La manie des visites
«J'espère qu'il y aura une deuxième révolution», lance provocateur le franco-tunisien Cyril Grislain Karraï. Consultant, conseiller et observateur de la société tunisienne, il a tout laissé derrière lui au Maroc où il habitait pour vivre dans cette nouvelle Tunisie où tout est à construire.
«Après cette révolution économique, il aurait fallu une page blanche. En un an, on n'a rien fait! Dans le bassin minier de Gafsa, ça fait 40 ans que les gens attendent... Ils n'en peuvent plus.»
Les différents gouvernements qui se succèdent depuis le 14 janvier 2011 ont pris la mesure de la situation.
«Tout le monde est au courant, s'énerve sur la terrasse d'un café de Mdhila, Hammid, 30 ans, qui n'a jamais travaillé. Ils sont tous venus ici. Le ministre de l'Emploi était là il n'y a pas longtemps, le président Marzouki aussi, mais on en a marre des visites, on veut des décisions.»
En attendant, les seuls dividendes récupérés par Jallal, Thameur, Hammid et les autres de Mdhila ce sont les émanations de produits toxiques nécessaires à la transformation du phosphate.
«Regardez les dents des jeunes, s'écrie Jallal dans sa MJC locale, elles sont toutes jaunes, les maisons aussi, jaunes! Et mon père il est malade à cause du phosphate, il est touché au niveau de l'appareil respiratoire. Et ses os aussi sont fragiles.»
Des cancers également seraient provoqués par l'industrie du phosphate.
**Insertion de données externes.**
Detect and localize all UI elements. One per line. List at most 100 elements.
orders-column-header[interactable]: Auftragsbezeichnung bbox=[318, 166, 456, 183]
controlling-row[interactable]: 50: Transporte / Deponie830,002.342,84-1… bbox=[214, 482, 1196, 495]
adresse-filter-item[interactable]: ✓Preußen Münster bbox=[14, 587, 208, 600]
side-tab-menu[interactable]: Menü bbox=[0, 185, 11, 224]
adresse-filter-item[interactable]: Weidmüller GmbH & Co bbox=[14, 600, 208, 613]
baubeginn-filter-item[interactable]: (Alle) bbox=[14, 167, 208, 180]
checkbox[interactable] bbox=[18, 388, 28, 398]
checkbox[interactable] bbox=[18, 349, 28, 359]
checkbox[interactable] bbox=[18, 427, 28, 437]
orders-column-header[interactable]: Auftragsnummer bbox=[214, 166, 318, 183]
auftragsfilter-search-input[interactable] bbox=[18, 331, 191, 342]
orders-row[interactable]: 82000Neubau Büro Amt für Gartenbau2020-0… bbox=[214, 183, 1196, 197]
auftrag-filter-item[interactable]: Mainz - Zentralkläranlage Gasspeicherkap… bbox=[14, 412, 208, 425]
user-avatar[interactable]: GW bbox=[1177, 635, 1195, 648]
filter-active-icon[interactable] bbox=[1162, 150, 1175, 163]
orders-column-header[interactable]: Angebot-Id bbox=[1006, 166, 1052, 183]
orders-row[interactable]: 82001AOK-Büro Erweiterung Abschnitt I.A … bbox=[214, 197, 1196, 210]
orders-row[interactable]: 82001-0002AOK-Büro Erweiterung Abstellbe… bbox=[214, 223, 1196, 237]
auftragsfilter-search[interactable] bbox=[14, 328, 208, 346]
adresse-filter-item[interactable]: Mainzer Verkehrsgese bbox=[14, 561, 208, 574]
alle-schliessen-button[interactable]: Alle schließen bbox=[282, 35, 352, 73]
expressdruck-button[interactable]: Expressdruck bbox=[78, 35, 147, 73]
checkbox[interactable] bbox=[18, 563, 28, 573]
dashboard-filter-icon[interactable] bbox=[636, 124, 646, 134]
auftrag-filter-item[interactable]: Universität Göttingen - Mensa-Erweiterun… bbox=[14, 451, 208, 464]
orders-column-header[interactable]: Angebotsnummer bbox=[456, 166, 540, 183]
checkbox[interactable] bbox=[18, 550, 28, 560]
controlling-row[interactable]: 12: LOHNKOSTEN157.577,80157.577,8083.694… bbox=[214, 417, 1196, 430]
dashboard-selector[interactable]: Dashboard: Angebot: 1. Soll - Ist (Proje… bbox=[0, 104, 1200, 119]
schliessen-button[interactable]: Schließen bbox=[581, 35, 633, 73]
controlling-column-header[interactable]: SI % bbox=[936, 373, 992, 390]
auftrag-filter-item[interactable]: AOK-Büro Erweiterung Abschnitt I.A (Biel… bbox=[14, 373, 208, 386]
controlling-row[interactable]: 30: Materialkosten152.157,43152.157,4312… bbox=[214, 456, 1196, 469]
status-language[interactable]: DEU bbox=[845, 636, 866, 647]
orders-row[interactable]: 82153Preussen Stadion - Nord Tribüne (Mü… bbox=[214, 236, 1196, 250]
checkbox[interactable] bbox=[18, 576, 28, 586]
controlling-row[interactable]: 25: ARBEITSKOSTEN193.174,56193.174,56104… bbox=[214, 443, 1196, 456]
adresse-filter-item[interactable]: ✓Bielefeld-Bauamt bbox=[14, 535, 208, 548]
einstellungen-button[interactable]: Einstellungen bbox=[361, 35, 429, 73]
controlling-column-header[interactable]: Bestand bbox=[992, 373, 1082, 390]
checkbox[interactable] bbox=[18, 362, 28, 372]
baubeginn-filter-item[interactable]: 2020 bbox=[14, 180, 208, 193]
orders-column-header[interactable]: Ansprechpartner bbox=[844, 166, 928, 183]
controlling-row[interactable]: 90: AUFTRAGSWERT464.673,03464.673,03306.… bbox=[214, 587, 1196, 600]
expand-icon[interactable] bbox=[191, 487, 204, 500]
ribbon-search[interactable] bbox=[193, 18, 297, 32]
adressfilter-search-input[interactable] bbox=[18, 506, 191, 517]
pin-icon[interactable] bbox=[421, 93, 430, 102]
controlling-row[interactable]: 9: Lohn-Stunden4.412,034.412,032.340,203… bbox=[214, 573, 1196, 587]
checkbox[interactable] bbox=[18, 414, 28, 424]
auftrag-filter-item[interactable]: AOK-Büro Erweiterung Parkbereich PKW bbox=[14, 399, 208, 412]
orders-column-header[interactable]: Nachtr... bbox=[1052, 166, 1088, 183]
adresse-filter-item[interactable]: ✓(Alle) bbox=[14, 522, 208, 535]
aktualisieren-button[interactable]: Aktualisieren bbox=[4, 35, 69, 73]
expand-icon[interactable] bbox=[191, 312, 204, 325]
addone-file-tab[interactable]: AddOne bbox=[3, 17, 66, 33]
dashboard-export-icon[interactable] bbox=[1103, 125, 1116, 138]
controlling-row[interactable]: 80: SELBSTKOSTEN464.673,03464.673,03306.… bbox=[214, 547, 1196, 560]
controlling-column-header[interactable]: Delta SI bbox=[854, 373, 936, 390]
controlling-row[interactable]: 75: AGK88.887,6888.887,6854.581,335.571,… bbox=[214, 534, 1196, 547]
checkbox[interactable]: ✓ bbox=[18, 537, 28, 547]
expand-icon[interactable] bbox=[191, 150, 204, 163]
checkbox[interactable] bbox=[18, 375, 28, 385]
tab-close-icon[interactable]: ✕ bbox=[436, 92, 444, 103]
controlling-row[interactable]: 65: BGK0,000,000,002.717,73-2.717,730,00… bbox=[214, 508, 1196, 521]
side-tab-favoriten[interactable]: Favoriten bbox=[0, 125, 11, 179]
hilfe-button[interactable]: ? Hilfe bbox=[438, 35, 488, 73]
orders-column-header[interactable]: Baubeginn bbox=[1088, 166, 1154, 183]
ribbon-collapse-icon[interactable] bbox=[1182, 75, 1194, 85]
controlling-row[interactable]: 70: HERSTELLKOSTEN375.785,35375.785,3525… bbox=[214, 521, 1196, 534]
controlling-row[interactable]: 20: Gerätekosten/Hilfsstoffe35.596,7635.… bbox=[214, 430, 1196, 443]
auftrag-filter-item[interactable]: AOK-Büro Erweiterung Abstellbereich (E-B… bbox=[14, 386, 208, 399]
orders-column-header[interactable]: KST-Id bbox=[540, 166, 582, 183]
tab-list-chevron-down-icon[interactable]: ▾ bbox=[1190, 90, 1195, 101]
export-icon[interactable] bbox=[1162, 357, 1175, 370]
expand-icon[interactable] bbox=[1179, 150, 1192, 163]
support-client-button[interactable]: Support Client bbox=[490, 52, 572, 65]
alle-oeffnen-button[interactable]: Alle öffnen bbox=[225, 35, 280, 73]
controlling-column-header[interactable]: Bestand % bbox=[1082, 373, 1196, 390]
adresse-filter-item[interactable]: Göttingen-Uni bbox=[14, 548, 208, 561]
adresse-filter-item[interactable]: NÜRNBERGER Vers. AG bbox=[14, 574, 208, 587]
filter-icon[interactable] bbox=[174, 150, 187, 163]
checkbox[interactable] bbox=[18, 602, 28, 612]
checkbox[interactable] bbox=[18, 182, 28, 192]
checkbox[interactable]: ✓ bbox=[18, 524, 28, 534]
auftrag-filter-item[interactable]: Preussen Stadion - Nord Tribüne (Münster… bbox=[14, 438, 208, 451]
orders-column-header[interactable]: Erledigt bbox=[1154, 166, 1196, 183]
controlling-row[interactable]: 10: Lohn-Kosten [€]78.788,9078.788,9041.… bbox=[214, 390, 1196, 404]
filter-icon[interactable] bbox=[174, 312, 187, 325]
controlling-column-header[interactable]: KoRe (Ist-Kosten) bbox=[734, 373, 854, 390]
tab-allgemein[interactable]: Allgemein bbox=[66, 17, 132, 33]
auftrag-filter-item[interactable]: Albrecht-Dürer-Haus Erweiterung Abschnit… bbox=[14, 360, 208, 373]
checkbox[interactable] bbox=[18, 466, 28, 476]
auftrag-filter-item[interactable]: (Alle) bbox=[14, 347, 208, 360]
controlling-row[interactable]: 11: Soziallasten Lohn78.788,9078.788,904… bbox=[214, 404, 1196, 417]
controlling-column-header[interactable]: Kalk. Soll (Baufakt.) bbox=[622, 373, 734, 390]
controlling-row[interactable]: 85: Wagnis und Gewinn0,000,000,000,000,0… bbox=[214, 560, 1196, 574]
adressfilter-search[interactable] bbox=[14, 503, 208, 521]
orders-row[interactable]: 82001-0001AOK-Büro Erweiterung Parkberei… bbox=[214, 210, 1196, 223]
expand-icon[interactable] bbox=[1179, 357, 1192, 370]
«C'est vrai que dans l'environnement immédiat des usines de transformation il y a un impact sur la santé, reconnaît Kaïs Dély. Mais nous affrontons des problèmes de survie de l'entreprise, donc face aux blocages des sites, le maintien de l'activité est notre priorité. Nos cadres n'ont plus beaucoup de temps à consacrer à la santé ou à l'environnement.»
Le père de Jallal devra donc se contenter de sa maigre retraite et se soigner du mieux qu'il pourra. Mais, à 72 ans, il ne représente plus de danger pour les nouvelles autorités tunisiennes. En revanche une jeunesse désoeuvrée et déconsidérée a déjà prouvé qu'elle pouvait, elle, soulever des montagnes.